One of the reasons is the colours. Learning from the studies of among others Leonardo da Vinci, Vermeer carefully planned the the colour composition in order to create the best effect. He also used real pigments, that he grounded himself and he was a pioneer in using the expensive lapis lazuli in his day and age- to my understanding, it had been reserved for Virgin Mary by artists such as Michaelangelo. This is why his paintings are so vivid and why the blues are nearly explosive.

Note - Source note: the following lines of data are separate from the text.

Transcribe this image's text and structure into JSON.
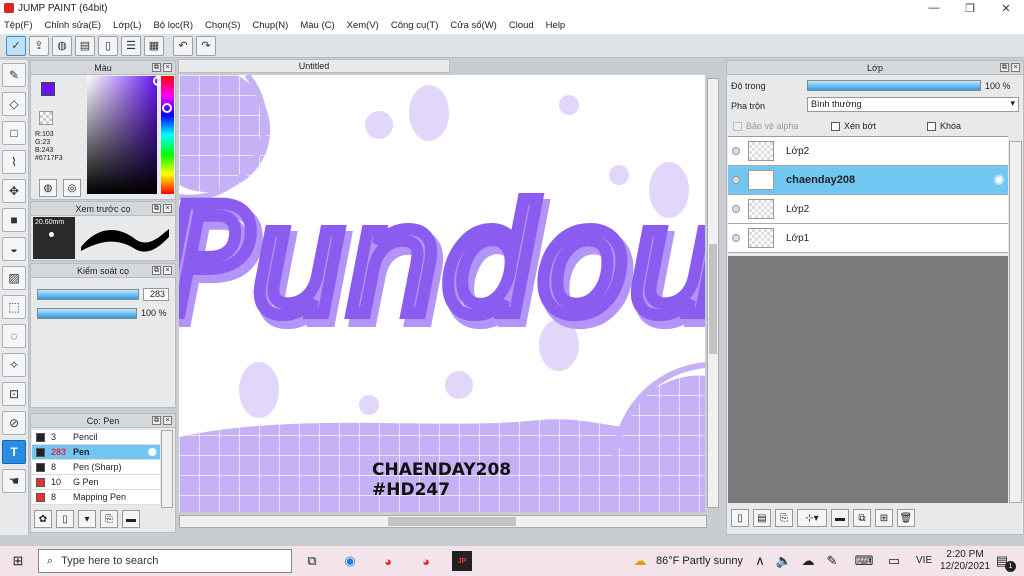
{
  "window": {
    "title": "JUMP PAINT (64bit)",
    "min": "—",
    "max": "❐",
    "close": "✕"
  },
  "menu": [
    "Tệp(F)",
    "Chỉnh sửa(E)",
    "Lớp(L)",
    "Bộ lọc(R)",
    "Chọn(S)",
    "Chụp(N)",
    "Màu (C)",
    "Xem(V)",
    "Công cụ(T)",
    "Cửa sổ(W)",
    "Cloud",
    "Help"
  ],
  "color_panel": {
    "title": "Màu",
    "r": "R:103",
    "g": "G:23",
    "b": "B:243",
    "hex": "#6717F3",
    "fg_color": "#6717F3",
    "bg_color": "#f4a6c8"
  },
  "brush_preview": {
    "title": "Xem trước cọ",
    "size": "20.60mm"
  },
  "brush_control": {
    "title": "Kiểm soát cọ",
    "size_value": "283",
    "opacity_value": "100 %"
  },
  "brush_list": {
    "title": "Cọ: Pen",
    "items": [
      {
        "num": "3",
        "name": "Pencil",
        "color": "#222222",
        "num_color": "#222"
      },
      {
        "num": "283",
        "name": "Pen",
        "color": "#222222",
        "num_color": "#e0284a"
      },
      {
        "num": "8",
        "name": "Pen (Sharp)",
        "color": "#222222",
        "num_color": "#222"
      },
      {
        "num": "10",
        "name": "G Pen",
        "color": "#e83030",
        "num_color": "#222"
      },
      {
        "num": "8",
        "name": "Mapping Pen",
        "color": "#e83030",
        "num_color": "#222"
      }
    ]
  },
  "canvas": {
    "tab": "Untitled",
    "art_title": "Pundou",
    "art_credit_1": "CHAENDAY208",
    "art_credit_2": "#HD247",
    "accent": "#8a5cf0"
  },
  "layers": {
    "title": "Lớp",
    "opacity_label": "Độ trong",
    "opacity_value": "100 %",
    "blend_label": "Pha trộn",
    "blend_value": "Bình thường",
    "protect_alpha": "Bảo vệ alpha",
    "clip": "Xén bớt",
    "lock": "Khóa",
    "items": [
      {
        "name": "Lớp2"
      },
      {
        "name": "chaenday208"
      },
      {
        "name": "Lớp2"
      },
      {
        "name": "Lớp1"
      }
    ]
  },
  "taskbar": {
    "search_placeholder": "Type here to search",
    "weather": "86°F  Partly sunny",
    "lang": "VIE",
    "time": "2:20 PM",
    "date": "12/20/2021",
    "notif": "1"
  }
}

Needless to say, I noticed Vermeer before the books. The Metropolitan Museum of Art has several Vermeers, and the one that caught my eye was the one of the sleeping maid. Ironically, I did not see the maid, but I noticed the carpet. I am a toucher, I can´t order clothes on line as I need to feel the fabrice, and it is always a challenge to pass statues. Normally, I can handle paintings, but my fingers itched to touch this carpet. And once you start looking, you can´t stop. In Johannes Vermeer´s paintings, there is such a quality of harmony, balance and tranquility, that you feel as if you were suspended in time. You are drawn into an unknown world, that seems as real as the carpet seemed to me. It is no wonder that there are at least three books of fiction written about Vermeer´s paintings. I wonder that there isn´t more of them.